OLG Düsseldorf: Erbschein trotz notarieller letztwilliger Verfügung für Grundbuchberichtigung

von Dr. Claus-Henrik Horn, veröffentlicht am 10.10.2018
Rechtsgebiete: Erbrecht|949 Aufrufe

Im Zuge der älter werdenden Bevölkerung mehren sich die Fälle, in denen nach dem Erbfall letztwillige Verfügungen mit dem Argument der Testierunfähigkeit angegriffen werden (§ 2229 Abs. 4 BGB). Derjenige, der sich auf die Testierunfähigkeit beruft, muss Vorsorge gegen Verschlechterung des Nachlasses treffen. Schwieriger ist dies, wenn eine notarielle letztwillige Verfügung vorliegt. So kann sich der so ausgewiesene Erbe in Verbindung mit dem Eröffnungsprotokoll legitimieren und auch die Grundbuchberichtigung beantragen.

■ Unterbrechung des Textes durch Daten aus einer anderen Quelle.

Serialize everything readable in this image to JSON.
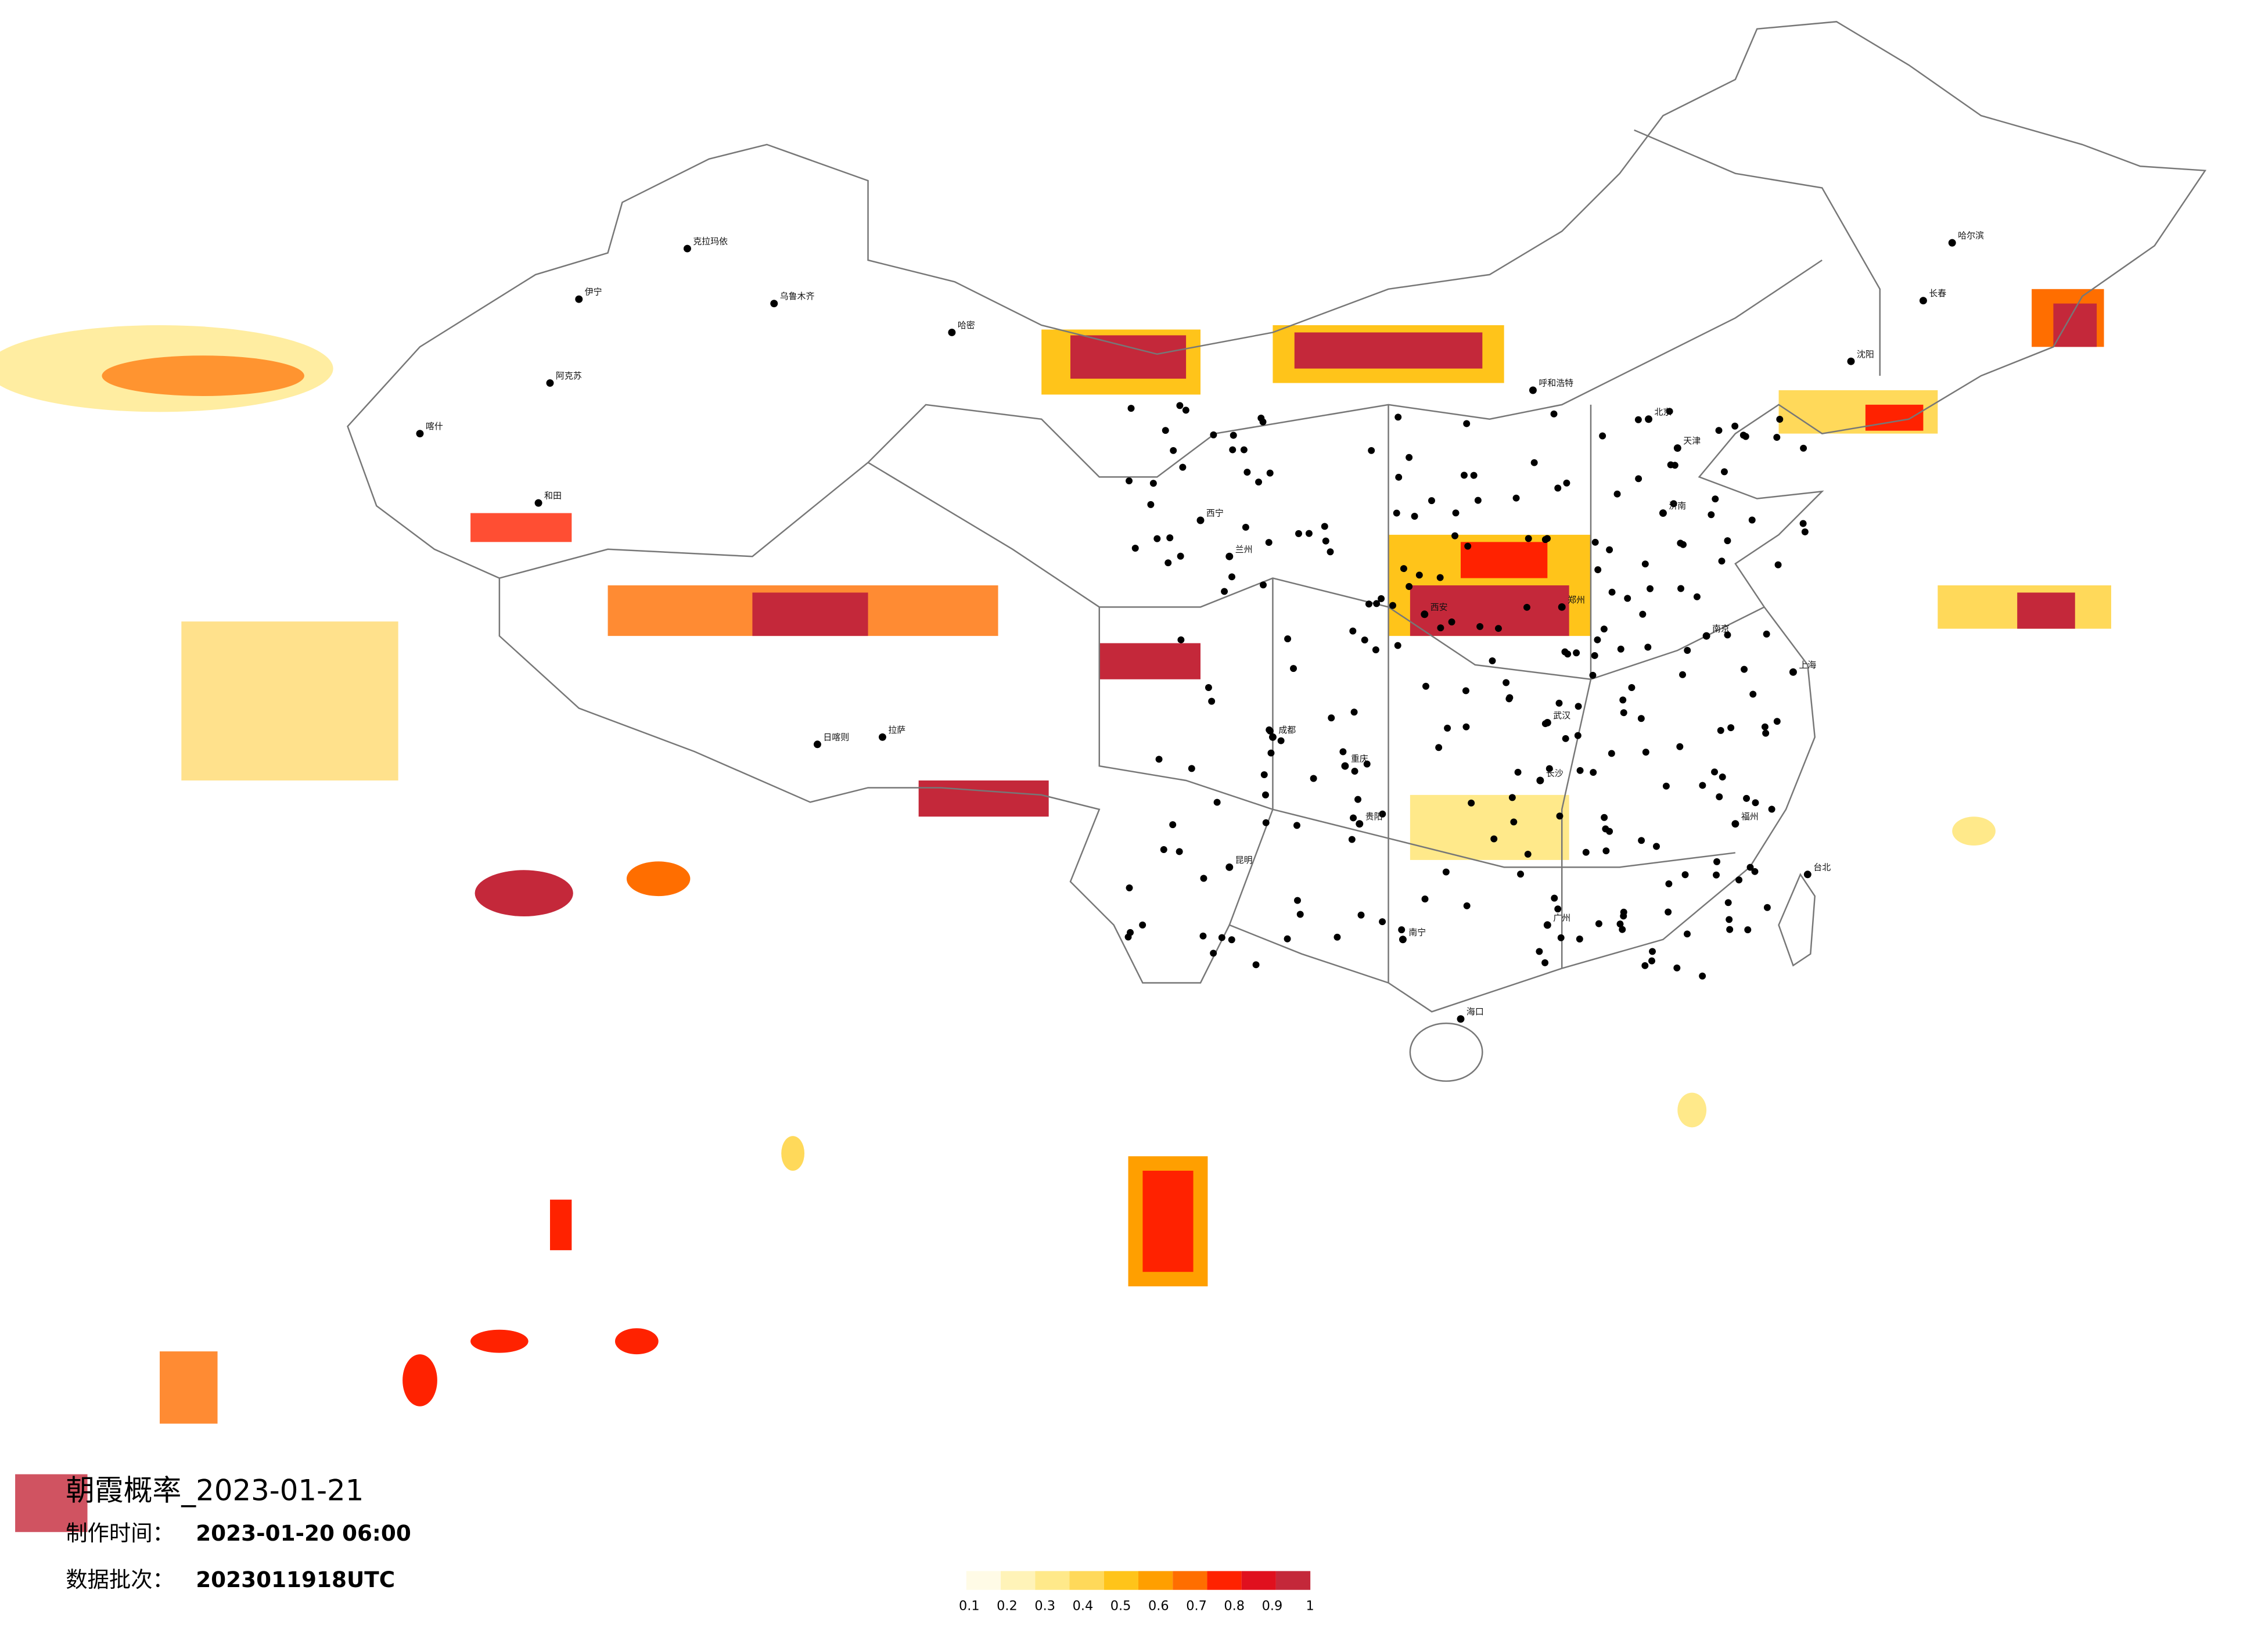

In dem vom OLG Düsseldorf mit Beschluss vom 20.07.2018 entschiedenen Fall hat der testamentarische Alleinerbe unter Bezugnahme auf einen notariellen Immobilienkaufvertrag die Grundbuchberichtigung auf sich und die Eintragung einer Auflassungsvormerkung zugunsten des Käufers beantragt (Az. I-3 Wx 259/17, BeckRS 2018, 22617). Laut 3. Zivilsenat ist eine Zwischenverfügung des Grundbuchamts, mit dem ein Erbschein gefordert wird, nicht zu beanstanden. So gab es in dem Fall „tatsächliche und ernsthafte Zweifel“ an der Wirksamkeit des Testamentes aufgrund etwaiger Testierunfähigkeit. Dabei bezog sich der Zivilsenat vor allem auf eine mehrere Jahre zuvor im Betreuungsverfahren festgestellte, die freie Willensbestimmung ausschließende, seiner Natur nach nicht nur vorübergehenden Zustand krankhafter Störung der Geistestätigkeit infolge einer mittelgradigen Demenz. Schon das Grundbuchamt hatte in die Betreuungsakte und dann auch in die Nachlassakte Einsicht genommen.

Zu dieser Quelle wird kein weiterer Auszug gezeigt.